China’s economic growth slowed to 6.2 percent in the second quarter from a year earlier, the weakest in at least 27 years, as demand at home and abroad faltered as the United States ratcheted up trade pressure.
But stronger-than-expected gains in June factory output and retail sales offered some signs of stabilisation.
China’s trading partners and financial markets are closely watching the health of the world’s second-largest economy as the Sino-US trade war gets longer and costlier, fuelling worries of a global recession.
Monday’s growth data marked a further loss of momentum for the economy from the first quarter’s 6.4 percent, amid expectations that Beijing needs to announce more measures to boost consumption and investment and restore business confidence.
Analysts polled by Reuters had forecast gross domestic product (GDP) in the April-June quarter rose 6.2 percent, the slowest pace since the first quarter of 1992, the earliest quarterly data on record.
Beijing has leaned largely on fiscal stimulus to underpin growth this year, announcing massive tax cuts worth nearly 2.0 trillion yuan (US$291 billion) and a quota of 2.15 trillion yuan for special bond issuance by local governments aimed at boosting infrastructure construction.
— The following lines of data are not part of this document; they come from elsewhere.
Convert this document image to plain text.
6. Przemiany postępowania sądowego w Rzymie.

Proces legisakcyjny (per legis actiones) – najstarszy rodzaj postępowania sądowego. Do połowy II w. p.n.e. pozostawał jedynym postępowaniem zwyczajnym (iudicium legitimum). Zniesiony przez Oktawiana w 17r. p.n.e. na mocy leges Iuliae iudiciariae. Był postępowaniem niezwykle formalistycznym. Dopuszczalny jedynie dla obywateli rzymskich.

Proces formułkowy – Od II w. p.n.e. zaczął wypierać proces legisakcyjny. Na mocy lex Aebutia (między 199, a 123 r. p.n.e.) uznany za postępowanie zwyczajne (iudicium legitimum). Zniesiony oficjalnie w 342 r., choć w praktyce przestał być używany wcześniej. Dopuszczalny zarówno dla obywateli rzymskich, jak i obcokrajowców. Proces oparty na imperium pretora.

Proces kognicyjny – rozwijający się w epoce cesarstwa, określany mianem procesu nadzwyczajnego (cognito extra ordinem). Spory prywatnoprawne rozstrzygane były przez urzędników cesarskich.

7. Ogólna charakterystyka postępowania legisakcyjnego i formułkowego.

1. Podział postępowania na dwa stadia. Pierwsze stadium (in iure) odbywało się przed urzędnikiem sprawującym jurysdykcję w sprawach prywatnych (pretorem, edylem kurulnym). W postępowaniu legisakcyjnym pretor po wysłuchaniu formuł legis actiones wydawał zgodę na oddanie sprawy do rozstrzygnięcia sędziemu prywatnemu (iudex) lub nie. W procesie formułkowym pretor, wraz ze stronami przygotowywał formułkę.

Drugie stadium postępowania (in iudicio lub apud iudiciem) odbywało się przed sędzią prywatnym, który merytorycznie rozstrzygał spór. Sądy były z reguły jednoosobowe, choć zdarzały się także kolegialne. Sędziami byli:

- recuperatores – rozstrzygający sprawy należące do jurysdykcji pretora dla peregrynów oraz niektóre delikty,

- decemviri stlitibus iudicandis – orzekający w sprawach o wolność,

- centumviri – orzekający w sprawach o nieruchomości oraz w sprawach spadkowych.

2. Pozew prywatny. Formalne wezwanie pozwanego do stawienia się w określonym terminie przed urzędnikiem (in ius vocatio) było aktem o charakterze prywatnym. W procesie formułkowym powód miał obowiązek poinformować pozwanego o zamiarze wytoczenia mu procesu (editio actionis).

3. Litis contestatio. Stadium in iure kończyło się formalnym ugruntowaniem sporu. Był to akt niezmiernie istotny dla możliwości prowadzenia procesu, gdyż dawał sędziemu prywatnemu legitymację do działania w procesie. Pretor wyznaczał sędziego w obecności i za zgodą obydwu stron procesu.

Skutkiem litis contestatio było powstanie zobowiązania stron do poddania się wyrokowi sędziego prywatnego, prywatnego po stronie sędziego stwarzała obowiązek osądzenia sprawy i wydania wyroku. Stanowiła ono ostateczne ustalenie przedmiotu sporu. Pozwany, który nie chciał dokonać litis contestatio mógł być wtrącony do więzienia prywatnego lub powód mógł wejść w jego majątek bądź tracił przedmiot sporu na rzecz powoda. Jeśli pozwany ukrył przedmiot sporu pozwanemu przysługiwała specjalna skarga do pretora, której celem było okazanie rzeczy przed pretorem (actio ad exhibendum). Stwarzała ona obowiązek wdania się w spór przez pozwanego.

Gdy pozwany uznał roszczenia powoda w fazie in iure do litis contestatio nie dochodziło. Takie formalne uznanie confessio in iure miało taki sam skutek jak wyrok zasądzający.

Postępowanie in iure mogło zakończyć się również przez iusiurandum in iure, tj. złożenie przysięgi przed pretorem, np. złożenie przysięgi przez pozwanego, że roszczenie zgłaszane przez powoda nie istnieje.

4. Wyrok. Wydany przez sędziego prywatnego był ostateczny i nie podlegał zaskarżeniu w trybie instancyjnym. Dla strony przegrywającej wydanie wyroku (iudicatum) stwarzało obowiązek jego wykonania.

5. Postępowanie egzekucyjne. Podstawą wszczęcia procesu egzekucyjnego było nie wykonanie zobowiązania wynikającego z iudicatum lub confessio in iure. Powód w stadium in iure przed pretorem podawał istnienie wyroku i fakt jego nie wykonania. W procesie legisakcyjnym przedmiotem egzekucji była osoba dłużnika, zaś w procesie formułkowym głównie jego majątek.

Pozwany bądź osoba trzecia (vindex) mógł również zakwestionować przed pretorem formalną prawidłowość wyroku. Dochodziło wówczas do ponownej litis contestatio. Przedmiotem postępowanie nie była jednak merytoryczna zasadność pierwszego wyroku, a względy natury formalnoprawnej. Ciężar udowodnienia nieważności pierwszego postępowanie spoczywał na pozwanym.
The economy has been slow to respond, however, and business sentiment remains cautious.
Premier Li Keqiang said this month that China will make timely use of cuts in banks’ reserve requirement ratios (RRR) and other financing tools to support smaller firms while repeating a vow not to use “flood-like” stimulus.
But after weak readings in May, the data for industrial production, retail sales and fixed-asset investment on Monday all beat analysts’ forecasts, suggesting that Beijing’s efforts may be starting to have an effect.
Industrial output climbed 6.3 percent from a year earlier, data from the National Bureau of Statistics showed, picking up from May’s 17-year low and surpassing a forecast for 5.2 percent growth.
Fixed-asset investment for the first half of the year rose 5.8 percent from a year earlier, compared with a 5.5 percent increase forecast by analysts and 5.6 percent in the first five months of the year.
Retail sales for June rose 9.8 percent, eclipsing expectations for a slight pullback to 8.3 percent. Sales of automobiles surged 17.2 percent in the month, accelerating from a 2.1 percent gain in May.
Still, the economy remains in a complex situation, with external uncertainties on the rise, the statistics bureau said in its statement.
Facing new downward pressure, China will make efforts to ensure steady economic growth, the bureau said.